I’m delighted to be interviewing Allen Zadoff on publication day of Boy Nobody as part of the UK blog tour.
Hi Allen, welcome to Jera’s Jamboree.
What was the idea/inspiration for your novel?
The character of Boy Nobody inspired me. He showed up one day out of nowhere (much like he does in the novel). He started talking about his life in short, intense sentences. Right away I knew that he was a boy without a name, a teen assassin with a troubled past who moved from place to place, fitting in everywhere but belonging nowhere. I was fascinated by him but also a little afraid. As a novelist, my job is to listen, to be unafraid, to sometimes go to dark and uncomfortable places in pursuit of the truth. So I followed Boy Nobody and this series is the result.
If you could choose to be one of your characters in your book which would you be and why?
I would be Mayor Goldberg, the fictional mayor of New York. He’s suffered some terrible losses in his personal life, but he’s a billionaire, a genius, a successful mayor and a good man, at least on the surface. He may also be a brilliant spy. That’s what Boy Nobody has to find out in the first novel.
Do you have a book trailer? What do you think book trailers achieve?
I’m a very lucky author as I have two book trailers, one from the UK and one from the US. I’d invite your readers to check them out and see the different ways the story has been interpreted. (blog readers, let me know what you think in the comments) At their best, book trailers create excitement and draw potential readers to the project. See what you think:
The UK Trailer from Orchard Books.
The U.S. trailer from Little Brown Books for Young Readers.
Which authors have influenced your writing?
When I was in school, I was inspired by Hemingway and Raymond Carver. You may notice echoes of their spare style beneath the surface of the Boy Nobody novels, along with Hemingway’s notion of a hero who demonstrates “grace under pressure”.
Do you think movie adaptations do books justice? Do you have a favourite?
There are movies that mangle books, movies that perfectly capture them, and movies that take the story of a book to new and thrilling places. As much as I love books, I’m partial to the third kind of movie, the kind that captures the essence of the book while building a visual world all its own. An example of that might be Kubrick’s The Shining, one of the greatest horror films of all time.
What has been the best part of your writing journey so far?
My first YA novel Food, Girls, and Other Things was very special for me. It tells the story of my teen years when I was extremely overweight and does it in what I hope is a hysterically funny but very honest way. It also won the Sid Fleischman Humor Award from the Society of Children’s Book Writers and Illustrators. That was a great honor for me, and it earned the book a lot of attention.
What is your WIP?
Boy Nobody is a trilogy, so it’s all Boy Nobody, all the time right not. I just turned in Book 2 and I’ll be starting Book 3 very soon. There are other ideas circling like traffic over an airport, but I have to bring the big jets down safely before I can think about them.

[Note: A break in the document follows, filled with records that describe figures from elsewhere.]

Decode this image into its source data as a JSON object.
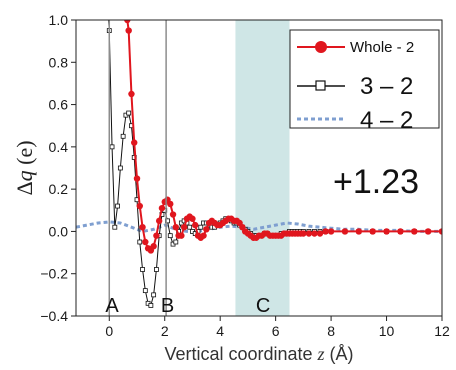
{
  "chart_data": {
    "type": "line",
    "xlabel_prefix": "Vertical coordinate ",
    "xlabel_var": "z",
    "xlabel_suffix": " (Å)",
    "ylabel_main": "Δ",
    "ylabel_var": "q",
    "ylabel_unit": " (e)",
    "xlim": [
      -1.2,
      12
    ],
    "ylim": [
      -0.4,
      1.0
    ],
    "x_ticks": [
      0,
      2,
      4,
      6,
      8,
      10,
      12
    ],
    "x_tick_labels": [
      "0",
      "2",
      "4",
      "6",
      "8",
      "10",
      "12"
    ],
    "y_ticks": [
      -0.4,
      -0.2,
      0.0,
      0.2,
      0.4,
      0.6,
      0.8,
      1.0
    ],
    "y_tick_labels": [
      "−0.4",
      "−0.2",
      "0.0",
      "0.2",
      "0.4",
      "0.6",
      "0.8",
      "1.0"
    ],
    "grid": false,
    "legend_position": "top-right",
    "annotation": "+1.23",
    "region_labels": [
      "A",
      "B",
      "C"
    ],
    "markers_at": [
      0.0,
      2.05
    ],
    "shaded_region": [
      4.55,
      6.5
    ],
    "colors": {
      "whole": "#e0161e",
      "three": "#111111",
      "four": "#7f9fd0",
      "shade": "#cfe6e6",
      "marker_line": "#8c8c8c"
    },
    "series": [
      {
        "name": "Whole - 2",
        "x": [
          0.65,
          0.7,
          0.8,
          0.9,
          1.0,
          1.1,
          1.2,
          1.3,
          1.4,
          1.5,
          1.6,
          1.7,
          1.8,
          1.9,
          2.0,
          2.1,
          2.2,
          2.3,
          2.4,
          2.5,
          2.6,
          2.7,
          2.8,
          2.9,
          3.0,
          3.1,
          3.2,
          3.3,
          3.4,
          3.5,
          3.6,
          3.7,
          3.8,
          3.9,
          4.0,
          4.1,
          4.2,
          4.3,
          4.4,
          4.5,
          4.6,
          4.7,
          4.8,
          4.9,
          5.0,
          5.1,
          5.2,
          5.3,
          5.4,
          5.5,
          5.6,
          5.7,
          5.8,
          5.9,
          6.0,
          6.1,
          6.2,
          6.3,
          6.4,
          6.5,
          6.6,
          6.7,
          6.8,
          6.9,
          7.0,
          7.2,
          7.4,
          7.6,
          7.8,
          8.0,
          8.5,
          9.0,
          9.5,
          10.0,
          10.5,
          11.0,
          11.5,
          12.0
        ],
        "y": [
          1.0,
          0.95,
          0.65,
          0.42,
          0.25,
          0.12,
          0.02,
          -0.05,
          -0.08,
          -0.09,
          -0.07,
          -0.02,
          0.05,
          0.11,
          0.14,
          0.15,
          0.13,
          0.08,
          0.02,
          -0.02,
          -0.02,
          0.02,
          0.06,
          0.07,
          0.06,
          0.03,
          -0.02,
          -0.03,
          -0.02,
          0.01,
          0.04,
          0.05,
          0.04,
          0.03,
          0.03,
          0.04,
          0.05,
          0.06,
          0.06,
          0.05,
          0.05,
          0.04,
          0.02,
          0.0,
          -0.01,
          -0.02,
          -0.03,
          -0.03,
          -0.02,
          -0.02,
          -0.01,
          -0.01,
          -0.02,
          -0.02,
          -0.02,
          -0.02,
          -0.02,
          -0.01,
          -0.01,
          -0.01,
          -0.01,
          -0.01,
          -0.01,
          -0.01,
          -0.01,
          -0.01,
          -0.01,
          -0.01,
          0.0,
          0.0,
          0.0,
          0.0,
          0.0,
          0.0,
          0.0,
          0.0,
          0.0,
          0.0
        ]
      },
      {
        "name": "3 – 2",
        "x": [
          -0.05,
          0.0,
          0.1,
          0.2,
          0.3,
          0.4,
          0.5,
          0.6,
          0.7,
          0.8,
          0.9,
          1.0,
          1.1,
          1.2,
          1.3,
          1.4,
          1.5,
          1.6,
          1.7,
          1.8,
          1.9,
          2.0,
          2.1,
          2.2,
          2.3,
          2.4,
          2.5,
          2.6,
          2.7,
          2.8,
          2.9,
          3.0,
          3.1,
          3.2,
          3.3,
          3.4,
          3.5,
          3.6,
          3.7,
          3.8,
          3.9,
          4.0,
          4.1,
          4.2,
          4.3,
          4.4,
          4.5,
          4.6,
          4.7,
          4.8,
          4.9,
          5.0,
          5.1,
          5.2,
          5.3,
          5.4,
          5.5,
          5.6,
          5.7,
          5.8,
          5.9,
          6.0,
          6.1,
          6.2,
          6.3,
          6.4,
          6.5,
          6.6,
          6.7,
          6.8,
          6.9,
          7.0,
          7.2,
          7.4,
          7.6,
          7.8,
          8.0,
          8.5,
          9.0,
          9.5,
          10.0,
          10.5,
          11.0,
          11.5,
          12.0
        ],
        "y": [
          1.05,
          0.95,
          0.4,
          0.02,
          0.12,
          0.3,
          0.45,
          0.55,
          0.56,
          0.5,
          0.35,
          0.15,
          -0.05,
          -0.18,
          -0.28,
          -0.34,
          -0.35,
          -0.3,
          -0.18,
          -0.02,
          0.08,
          0.1,
          0.05,
          -0.02,
          -0.06,
          -0.05,
          0.0,
          0.04,
          0.05,
          0.04,
          0.02,
          0.0,
          -0.01,
          0.0,
          0.02,
          0.04,
          0.04,
          0.03,
          0.02,
          0.02,
          0.03,
          0.04,
          0.05,
          0.06,
          0.06,
          0.05,
          0.04,
          0.04,
          0.03,
          0.02,
          0.01,
          0.0,
          -0.01,
          -0.02,
          -0.02,
          -0.02,
          -0.02,
          -0.01,
          -0.01,
          -0.02,
          -0.02,
          -0.02,
          -0.02,
          -0.01,
          -0.01,
          -0.01,
          0.0,
          0.0,
          0.0,
          0.0,
          0.0,
          0.0,
          0.0,
          0.0,
          0.0,
          0.0,
          0.0,
          0.0,
          0.0,
          0.0,
          0.0,
          0.0,
          0.0,
          0.0,
          0.0
        ]
      },
      {
        "name": "4 – 2",
        "x": [
          -1.2,
          -0.8,
          -0.4,
          0.0,
          0.4,
          0.8,
          1.2,
          1.6,
          2.0,
          2.4,
          2.8,
          3.2,
          3.6,
          4.0,
          4.4,
          4.8,
          5.2,
          5.6,
          6.0,
          6.4,
          6.8,
          7.2,
          7.6,
          8.0,
          8.5,
          9.0,
          9.5,
          10.0,
          10.5,
          11.0,
          11.5,
          12.0
        ],
        "y": [
          0.02,
          0.03,
          0.04,
          0.045,
          0.04,
          0.02,
          0.0,
          0.01,
          0.03,
          0.01,
          0.0,
          0.0,
          0.01,
          0.02,
          0.025,
          0.02,
          0.01,
          0.02,
          0.03,
          0.04,
          0.035,
          0.025,
          0.02,
          0.015,
          0.01,
          0.01,
          0.005,
          0.005,
          0.005,
          0.0,
          0.0,
          0.0
        ]
      }
    ]
  }
}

Thank you for sharing with my blog readers Allen.
If you’re a regular reader of my blog you will remember the high excitement I felt when my package arrived from Orchard Books. I was also fortunate to be able to share a sneak peak of the first chapter of Boy Nobody.
Visit the other blogs on the tour:
Boy Nobody is the perennial new kid in school, the one few notice and nobody thinks much about. He shows up in a new high school, in a new town, under a new name, makes few friends and doesn’t stay long. Just long enough for someone in his new friend’s family to die — of “natural causes.” Mission accomplished, Boy Nobody disappears, and moves on to the next target.
When Boy Nobody was just eleven, he discovered his own parents had died of not-so-natural causes. He soon found himself under the control of The Program, a shadowy government organization that uses brainwashed kids as counter-espionage operatives. But somewhere, deep inside Boy Nobody, is somebody: the boy he once was, the boy who wants normal things (like a real home, his parents back), a boy who wants out. And he just might want those things badly enough to sabotage The Program’s next mission.